SUKABUMIUPDATE.com – Presiden Prabowo Subianto akan menganugerahkan gelar Pahlawan Nasional kepada mantan Presiden Soeharto pada Senin, 10 November 2025, di Istana Negara, Jakarta Pusat.
Menteri Sekretaris Negara Prasetyo Hadi menyebut ada sekitar 10 tokoh yang masuk daftar penerima gelar tersebut tahun ini, termasuk Soeharto.
"Kurang lebih 10 nama (mendapatkan gelar Pahlawan Nasional," kata Prasetyo usai mengikuti rapat terbatas di Kediaman Prabowo di Kertanegara, Jakarta, Minggu, 9 November 2025.
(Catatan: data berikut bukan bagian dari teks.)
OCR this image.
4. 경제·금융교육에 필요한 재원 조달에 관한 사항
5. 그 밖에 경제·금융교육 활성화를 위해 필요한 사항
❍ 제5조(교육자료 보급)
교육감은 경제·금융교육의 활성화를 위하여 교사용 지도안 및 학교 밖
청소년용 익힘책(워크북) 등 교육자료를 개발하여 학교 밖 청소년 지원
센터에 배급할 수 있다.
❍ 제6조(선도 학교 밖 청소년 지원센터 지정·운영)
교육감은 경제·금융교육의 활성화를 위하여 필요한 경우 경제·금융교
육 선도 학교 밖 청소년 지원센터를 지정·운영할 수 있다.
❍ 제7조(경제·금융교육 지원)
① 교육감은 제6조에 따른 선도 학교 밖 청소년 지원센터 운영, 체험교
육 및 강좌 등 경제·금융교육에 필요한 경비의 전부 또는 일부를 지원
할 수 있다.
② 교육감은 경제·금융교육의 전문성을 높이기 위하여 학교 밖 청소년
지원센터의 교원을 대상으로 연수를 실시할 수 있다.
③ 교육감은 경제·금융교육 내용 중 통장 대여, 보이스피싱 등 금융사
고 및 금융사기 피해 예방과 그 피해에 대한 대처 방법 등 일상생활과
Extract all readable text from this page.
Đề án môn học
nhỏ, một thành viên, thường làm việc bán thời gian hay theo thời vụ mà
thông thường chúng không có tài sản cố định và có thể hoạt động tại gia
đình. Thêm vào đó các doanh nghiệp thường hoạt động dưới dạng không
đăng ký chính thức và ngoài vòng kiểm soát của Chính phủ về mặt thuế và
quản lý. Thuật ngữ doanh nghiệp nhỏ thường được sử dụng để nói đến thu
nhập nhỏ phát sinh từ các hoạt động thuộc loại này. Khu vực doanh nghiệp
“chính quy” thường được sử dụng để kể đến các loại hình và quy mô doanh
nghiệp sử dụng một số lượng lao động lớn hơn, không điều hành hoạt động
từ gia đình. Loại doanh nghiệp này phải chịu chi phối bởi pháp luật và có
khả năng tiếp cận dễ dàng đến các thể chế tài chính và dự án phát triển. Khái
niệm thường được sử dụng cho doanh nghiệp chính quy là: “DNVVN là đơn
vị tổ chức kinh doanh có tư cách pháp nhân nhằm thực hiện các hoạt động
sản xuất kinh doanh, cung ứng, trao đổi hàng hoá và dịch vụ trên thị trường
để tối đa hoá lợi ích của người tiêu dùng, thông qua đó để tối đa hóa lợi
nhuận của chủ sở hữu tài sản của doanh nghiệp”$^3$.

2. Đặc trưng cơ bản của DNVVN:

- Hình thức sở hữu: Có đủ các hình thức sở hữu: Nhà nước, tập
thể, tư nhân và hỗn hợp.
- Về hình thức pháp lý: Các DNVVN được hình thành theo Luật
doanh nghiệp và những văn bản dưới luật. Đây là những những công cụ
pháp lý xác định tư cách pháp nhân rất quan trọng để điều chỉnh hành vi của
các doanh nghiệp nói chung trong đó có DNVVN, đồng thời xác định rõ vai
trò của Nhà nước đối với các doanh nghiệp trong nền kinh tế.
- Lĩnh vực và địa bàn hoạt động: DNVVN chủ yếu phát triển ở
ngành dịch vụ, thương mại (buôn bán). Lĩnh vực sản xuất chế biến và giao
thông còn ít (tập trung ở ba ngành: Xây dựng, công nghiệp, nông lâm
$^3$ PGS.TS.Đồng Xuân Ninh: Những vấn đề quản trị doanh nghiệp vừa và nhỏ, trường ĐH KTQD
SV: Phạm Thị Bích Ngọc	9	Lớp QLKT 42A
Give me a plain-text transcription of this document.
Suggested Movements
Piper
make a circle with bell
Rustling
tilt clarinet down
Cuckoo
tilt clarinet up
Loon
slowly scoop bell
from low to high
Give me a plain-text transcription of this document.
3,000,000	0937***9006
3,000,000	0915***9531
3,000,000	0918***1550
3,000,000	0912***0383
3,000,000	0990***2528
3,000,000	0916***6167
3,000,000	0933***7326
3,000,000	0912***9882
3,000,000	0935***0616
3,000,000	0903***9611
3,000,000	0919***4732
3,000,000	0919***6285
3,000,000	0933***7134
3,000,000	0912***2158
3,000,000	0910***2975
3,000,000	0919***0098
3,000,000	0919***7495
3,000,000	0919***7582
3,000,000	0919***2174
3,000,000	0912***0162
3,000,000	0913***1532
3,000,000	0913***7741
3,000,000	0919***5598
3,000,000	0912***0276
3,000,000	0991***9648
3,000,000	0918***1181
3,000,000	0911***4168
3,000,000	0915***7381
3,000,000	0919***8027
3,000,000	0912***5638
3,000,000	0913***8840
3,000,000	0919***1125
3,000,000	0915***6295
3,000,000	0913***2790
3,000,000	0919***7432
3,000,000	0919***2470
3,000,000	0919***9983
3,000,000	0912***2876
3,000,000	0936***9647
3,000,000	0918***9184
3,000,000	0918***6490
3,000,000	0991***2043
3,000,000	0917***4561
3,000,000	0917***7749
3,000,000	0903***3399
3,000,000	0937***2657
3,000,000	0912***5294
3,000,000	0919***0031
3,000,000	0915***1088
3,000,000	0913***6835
"(Soeharto masuk?) Iya, masuk. Masuk," jelasnya.
Prasetyo menjelaskan bahwa pemberian gelar tersebut merupakan bentuk penghormatan kepada para pemimpin terdahulu yang dinilai berjasa bagi bangsa.
"Bagaimana kami menghormati para pendahulu, terutama para pemimpin, yang apa pun sudah pasti memiliki jasa yang luar biasa terhadap bangsa dan negara," kata dia.
Dalam rapat terbatas itu, Menteri Kebudayaan Fadli Zon melaporkan finalisasi daftar penerima gelar Pahlawan Nasional. Menurut Prasetyo, Presiden Prabowo menerima masukan dari dari Ketua MPR dan Wakil ketua DPR.
Prabowo juga menugaskan beberapa orang untuk berkomunikasi dengan para tokoh untuk didengar masukannya. Semua aspirasi itu menjadi bahan pertimbangan Prabowo.
"Diharapkan apa yang nanti diputuskan oleh bapak presiden, oleh pemerintah itu, sudah melalui berbagai masukan," kata dia.
Baca Juga: Piye Kabare, Enak Zamanku, Toh? Dilema Sejarah Kontroversi Pahlawan Nasional Soeharto
Rencana pemberian gelar Pahlawan Nasional kepada Soeharto memicu penolakan dari berbagai organisasi masyarakat sipil. Aksi protes berulang digelar di Jakarta.
Pada Kamis, 6 November 2025, kelompok Gerakan Masyarakat Sipil Adili Soeharto (Gemas) mendatangi kantor Kementerian Kebudayaan. Mereka menilai gelar tersebut akan mencederai nilai kepahlawanan Indonesia.
Perwakilan Gemas, Axel Primayoga, menilai Soeharto tidak layak mendapat gelar itu karena jejak pelanggaran HAM serta praktik korupsi, kolusi, dan nepotisme di era Orde Baru. Ia juga menilai rezim Soeharto bersifat represif. "Dari tahun 1965 hingga Mei 1998 dan juga residu-residunya, ribuan nyawa melayang tanpa keadilan," ucap Axel.
Axel turut menyinggung Ketetapan MPR Nomor XI/MPR/1998 yang menegaskan Soeharto harus dimintai pertanggungjawaban atas kasus KKN. Meski TAP tersebut telah dicabut MPR tahun lalu, ia menilai pencabutannya bermasalah dan dilakukan untuk membuka jalan pemberian gelar pahlawan.
Penolakan juga datang dari Imam Katolik dan filsuf Franz Magnis-Suseno. Dalam sebuah diskusi di Gedung YLBHI pada Selasa, 4 November 2025, ia dengan tegas menolak rencana pemberian gelar tersebut.
"Soeharto melakukan korupsi besar-besaran. Dia memperkaya keluarga, orang lain, orang dekatnya, memperkaya diri sendiri. Itu bukan Pahlawan nasional," kata Romo Magnis.
Ia juga menilai Soeharto bertanggung jawab atas peristiwa genosida 1965–1966 yang memakan korban hingga jutaan jiwa. Menurutnya, seorang pahlawan nasional tidak seharusnya memiliki rekam jejak pelanggaran etika maupun kejahatan.